A majority of people think that drivers should be held legally responsible for accidents between cars and more vulnerable road users in pedestrian-priority zones, according to the latest poll by road safety charity the Institute of Advanced Motorists.
Woonerfs are the most sophisticated of these zones, and are a concept which comes from the Netherlands where they are commonly used.
They are designed to be used at walking pace to make them safer for more vulnerable road users and encourage cycling and walking.
Just under half of the 4,000 respondents think the Woonerf concept – with no pavements, giving cars, pedestrians and cyclists equal use of the same road space – is a good idea for use in the UK, although 27 per cent said the idea was a bad one.
When asked where these zones should be sited primarily, 36 per cent said in shopping areas, and similar areas with high pedestrian traffic, and a further 33 per cent thought they would be of the most use in some residential areas where a particular need was identified. Sixteen per cent think they should be used on all residential roads.
The biggest benefit of the system, as voted for by more than half of the respondents was the removal of street clutter including kerbs, signs and railings.
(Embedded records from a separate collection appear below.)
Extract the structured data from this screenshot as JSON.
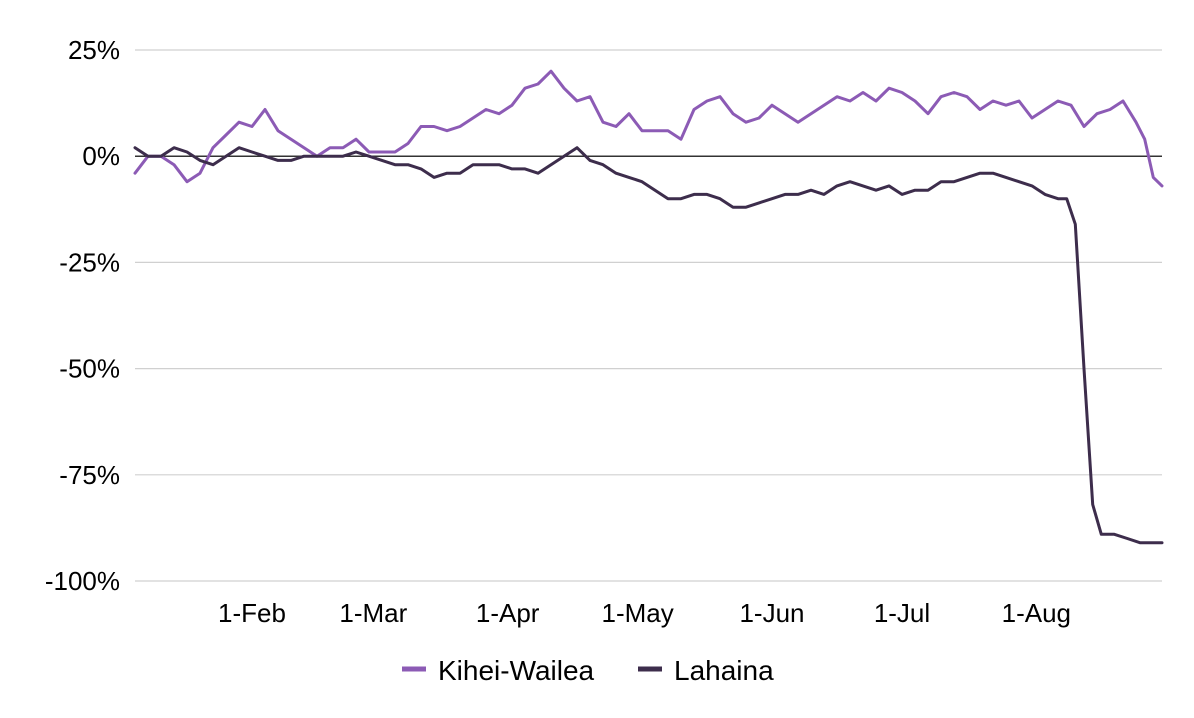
{
  "chart_data": {
    "type": "line",
    "title": "",
    "xlabel": "",
    "ylabel": "",
    "ylim": [
      -100,
      25
    ],
    "yticks": [
      25,
      0,
      -25,
      -50,
      -75,
      -100
    ],
    "ytick_labels": [
      "25%",
      "0%",
      "-25%",
      "-50%",
      "-75%",
      "-100%"
    ],
    "xlim": [
      "2023-01-05",
      "2023-08-30"
    ],
    "xticks": [
      "2023-02-01",
      "2023-03-01",
      "2023-04-01",
      "2023-05-01",
      "2023-06-01",
      "2023-07-01",
      "2023-08-01"
    ],
    "xtick_labels": [
      "1-Feb",
      "1-Mar",
      "1-Apr",
      "1-May",
      "1-Jun",
      "1-Jul",
      "1-Aug"
    ],
    "grid": true,
    "zero_line": true,
    "legend_position": "bottom",
    "series": [
      {
        "name": "Kihei-Wailea",
        "color": "#8c5bb5",
        "points": [
          [
            "2023-01-05",
            -4
          ],
          [
            "2023-01-08",
            0
          ],
          [
            "2023-01-11",
            0
          ],
          [
            "2023-01-14",
            -2
          ],
          [
            "2023-01-17",
            -6
          ],
          [
            "2023-01-20",
            -4
          ],
          [
            "2023-01-23",
            2
          ],
          [
            "2023-01-26",
            5
          ],
          [
            "2023-01-29",
            8
          ],
          [
            "2023-02-01",
            7
          ],
          [
            "2023-02-04",
            11
          ],
          [
            "2023-02-07",
            6
          ],
          [
            "2023-02-10",
            4
          ],
          [
            "2023-02-13",
            2
          ],
          [
            "2023-02-16",
            0
          ],
          [
            "2023-02-19",
            2
          ],
          [
            "2023-02-22",
            2
          ],
          [
            "2023-02-25",
            4
          ],
          [
            "2023-02-28",
            1
          ],
          [
            "2023-03-03",
            1
          ],
          [
            "2023-03-06",
            1
          ],
          [
            "2023-03-09",
            3
          ],
          [
            "2023-03-12",
            7
          ],
          [
            "2023-03-15",
            7
          ],
          [
            "2023-03-18",
            6
          ],
          [
            "2023-03-21",
            7
          ],
          [
            "2023-03-24",
            9
          ],
          [
            "2023-03-27",
            11
          ],
          [
            "2023-03-30",
            10
          ],
          [
            "2023-04-02",
            12
          ],
          [
            "2023-04-05",
            16
          ],
          [
            "2023-04-08",
            17
          ],
          [
            "2023-04-11",
            20
          ],
          [
            "2023-04-14",
            16
          ],
          [
            "2023-04-17",
            13
          ],
          [
            "2023-04-20",
            14
          ],
          [
            "2023-04-23",
            8
          ],
          [
            "2023-04-26",
            7
          ],
          [
            "2023-04-29",
            10
          ],
          [
            "2023-05-02",
            6
          ],
          [
            "2023-05-05",
            6
          ],
          [
            "2023-05-08",
            6
          ],
          [
            "2023-05-11",
            4
          ],
          [
            "2023-05-14",
            11
          ],
          [
            "2023-05-17",
            13
          ],
          [
            "2023-05-20",
            14
          ],
          [
            "2023-05-23",
            10
          ],
          [
            "2023-05-26",
            8
          ],
          [
            "2023-05-29",
            9
          ],
          [
            "2023-06-01",
            12
          ],
          [
            "2023-06-04",
            10
          ],
          [
            "2023-06-07",
            8
          ],
          [
            "2023-06-10",
            10
          ],
          [
            "2023-06-13",
            12
          ],
          [
            "2023-06-16",
            14
          ],
          [
            "2023-06-19",
            13
          ],
          [
            "2023-06-22",
            15
          ],
          [
            "2023-06-25",
            13
          ],
          [
            "2023-06-28",
            16
          ],
          [
            "2023-07-01",
            15
          ],
          [
            "2023-07-04",
            13
          ],
          [
            "2023-07-07",
            10
          ],
          [
            "2023-07-10",
            14
          ],
          [
            "2023-07-13",
            15
          ],
          [
            "2023-07-16",
            14
          ],
          [
            "2023-07-19",
            11
          ],
          [
            "2023-07-22",
            13
          ],
          [
            "2023-07-25",
            12
          ],
          [
            "2023-07-28",
            13
          ],
          [
            "2023-07-31",
            9
          ],
          [
            "2023-08-03",
            11
          ],
          [
            "2023-08-06",
            13
          ],
          [
            "2023-08-09",
            12
          ],
          [
            "2023-08-12",
            7
          ],
          [
            "2023-08-15",
            10
          ],
          [
            "2023-08-18",
            11
          ],
          [
            "2023-08-21",
            13
          ],
          [
            "2023-08-24",
            8
          ],
          [
            "2023-08-26",
            4
          ],
          [
            "2023-08-28",
            -5
          ],
          [
            "2023-08-30",
            -7
          ]
        ]
      },
      {
        "name": "Lahaina",
        "color": "#3d2d4c",
        "points": [
          [
            "2023-01-05",
            2
          ],
          [
            "2023-01-08",
            0
          ],
          [
            "2023-01-11",
            0
          ],
          [
            "2023-01-14",
            2
          ],
          [
            "2023-01-17",
            1
          ],
          [
            "2023-01-20",
            -1
          ],
          [
            "2023-01-23",
            -2
          ],
          [
            "2023-01-26",
            0
          ],
          [
            "2023-01-29",
            2
          ],
          [
            "2023-02-01",
            1
          ],
          [
            "2023-02-04",
            0
          ],
          [
            "2023-02-07",
            -1
          ],
          [
            "2023-02-10",
            -1
          ],
          [
            "2023-02-13",
            0
          ],
          [
            "2023-02-16",
            0
          ],
          [
            "2023-02-19",
            0
          ],
          [
            "2023-02-22",
            0
          ],
          [
            "2023-02-25",
            1
          ],
          [
            "2023-02-28",
            0
          ],
          [
            "2023-03-03",
            -1
          ],
          [
            "2023-03-06",
            -2
          ],
          [
            "2023-03-09",
            -2
          ],
          [
            "2023-03-12",
            -3
          ],
          [
            "2023-03-15",
            -5
          ],
          [
            "2023-03-18",
            -4
          ],
          [
            "2023-03-21",
            -4
          ],
          [
            "2023-03-24",
            -2
          ],
          [
            "2023-03-27",
            -2
          ],
          [
            "2023-03-30",
            -2
          ],
          [
            "2023-04-02",
            -3
          ],
          [
            "2023-04-05",
            -3
          ],
          [
            "2023-04-08",
            -4
          ],
          [
            "2023-04-11",
            -2
          ],
          [
            "2023-04-14",
            0
          ],
          [
            "2023-04-17",
            2
          ],
          [
            "2023-04-20",
            -1
          ],
          [
            "2023-04-23",
            -2
          ],
          [
            "2023-04-26",
            -4
          ],
          [
            "2023-04-29",
            -5
          ],
          [
            "2023-05-02",
            -6
          ],
          [
            "2023-05-05",
            -8
          ],
          [
            "2023-05-08",
            -10
          ],
          [
            "2023-05-11",
            -10
          ],
          [
            "2023-05-14",
            -9
          ],
          [
            "2023-05-17",
            -9
          ],
          [
            "2023-05-20",
            -10
          ],
          [
            "2023-05-23",
            -12
          ],
          [
            "2023-05-26",
            -12
          ],
          [
            "2023-05-29",
            -11
          ],
          [
            "2023-06-01",
            -10
          ],
          [
            "2023-06-04",
            -9
          ],
          [
            "2023-06-07",
            -9
          ],
          [
            "2023-06-10",
            -8
          ],
          [
            "2023-06-13",
            -9
          ],
          [
            "2023-06-16",
            -7
          ],
          [
            "2023-06-19",
            -6
          ],
          [
            "2023-06-22",
            -7
          ],
          [
            "2023-06-25",
            -8
          ],
          [
            "2023-06-28",
            -7
          ],
          [
            "2023-07-01",
            -9
          ],
          [
            "2023-07-04",
            -8
          ],
          [
            "2023-07-07",
            -8
          ],
          [
            "2023-07-10",
            -6
          ],
          [
            "2023-07-13",
            -6
          ],
          [
            "2023-07-16",
            -5
          ],
          [
            "2023-07-19",
            -4
          ],
          [
            "2023-07-22",
            -4
          ],
          [
            "2023-07-25",
            -5
          ],
          [
            "2023-07-28",
            -6
          ],
          [
            "2023-07-31",
            -7
          ],
          [
            "2023-08-03",
            -9
          ],
          [
            "2023-08-06",
            -10
          ],
          [
            "2023-08-08",
            -10
          ],
          [
            "2023-08-10",
            -16
          ],
          [
            "2023-08-12",
            -50
          ],
          [
            "2023-08-14",
            -82
          ],
          [
            "2023-08-16",
            -89
          ],
          [
            "2023-08-19",
            -89
          ],
          [
            "2023-08-22",
            -90
          ],
          [
            "2023-08-25",
            -91
          ],
          [
            "2023-08-30",
            -91
          ]
        ]
      }
    ]
  }
}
Improved pedestrian and cyclist safety were also popular at 49 and 43 per cent respectively, and only a quarter believed there would be no benefit at all.
Opinion on whether the respondents themselves would want to live in such a zone was evenly split, at 39 per cent each.
IAM director of policy and research Neil Greig said: “Our poll reveals a surprisingly positive attitude towards better protection of cyclists and pedestrians, both in road layout and legal responsibility.
“On the continent, attractive street design is used to make it clear where pedestrians have priority but this approach is in its infancy in the UK.
“The IAM supports any move to improve safety for pedestrians and cyclists, but research is needed into the best way to inform drivers about changes in legal responsibility, and also on the effect a Woonerf might have on the road sense of children brought up in such a zone, when later exposed to less protected areas.”